Department of Pathology, Institute of Post Graduate Medical Education and Research, Kolkata, West Bengal, India.
J Lab Physicians. 2017 Apr-Jun;9(2):76-80. doi: 10.4103/0974-2727.199623.
Hirschsprung's disease (HD) is the major cause of pediatric intestinal obstruction with a complex pattern of inheritance. The absence of ganglion cells along with an analysis of hypertrophy and hyperplasia of nerves in the nerve plexus of submucosa and muscularis mucosae is regarded as a potential hallmark for its diagnosis.
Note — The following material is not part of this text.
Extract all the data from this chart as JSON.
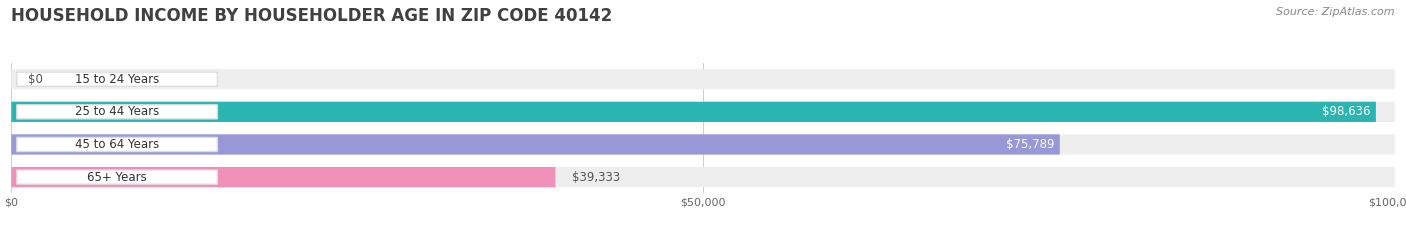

This study was undertaken to ascertain the (1) clinical profile, (2) mode of presentation, and (3) to compare the role of calretinin immunostaining with acetylcholinesterase in the diagnosis of HD.
This prospective and observational study was conducted in the Department of Pathology, IPGME & R from June 2014 to May 2015. One hundred and four patients clinically and radiologically diagnosed with HD underwent surgery were included in the study. The data of every patient including age, sex, and presenting symptoms were recorded. Eventually, histopathological, calretinin, and acetylcholinesterase immunohistochemical examination were done.
Total numbers of cases studied were 104, which aged between 0 days and 365 days. Male preponderance (76.92%) was noted. The overall sensitivity, specificity, positive, and negative predictive value of acetylcholinesterase were 100%, 86.44%, 84.91%, and 100%, respectively. The concordance of detection of ganglion cells and nerve fibers, and thereby diagnosis of Hirschsprung's and non-HD using calretinin and the gold standard was statistically in strong agreement ( = 0.749, 95% confidence interval: 0.635-0.863).
Calretinin stands out as the single and indispensable tool that differentiates HD from other mimickers.
先天性巨结肠(HD)是小儿肠梗阻的主要原因,其遗传模式复杂。黏膜下层和黏膜肌层神经丛中神经节细胞的缺失以及神经肥大和增生的分析被视为其诊断的潜在标志。
本研究旨在确定(1)临床特征,(2)表现方式,以及(3)比较钙视网膜蛋白免疫染色与乙酰胆碱酯酶在HD诊断中的作用。
本前瞻性观察研究于2014年6月至2015年5月在IPGME&R病理学系进行。104例临床和放射学诊断为HD并接受手术的患者纳入研究。记录每位患者的年龄、性别和症状等数据。最终进行了组织病理学、钙视网膜蛋白和乙酰胆碱酯酶免疫组化检查。
共研究104例病例,年龄在0天至365天之间。男性占优势(76.92%)。乙酰胆碱酯酶的总体敏感性、特异性、阳性和阴性预测值分别为100%、86.44%、84.91%和100%。使用钙视网膜蛋白检测神经节细胞和神经纤维以及由此诊断先天性巨结肠和非HD与金标准的一致性在统计学上有高度一致性(=0.749,95%置信区间:0.635 - 0.863)。
钙视网膜蛋白是将HD与其他类似疾病区分开来的单一且不可或缺的工具。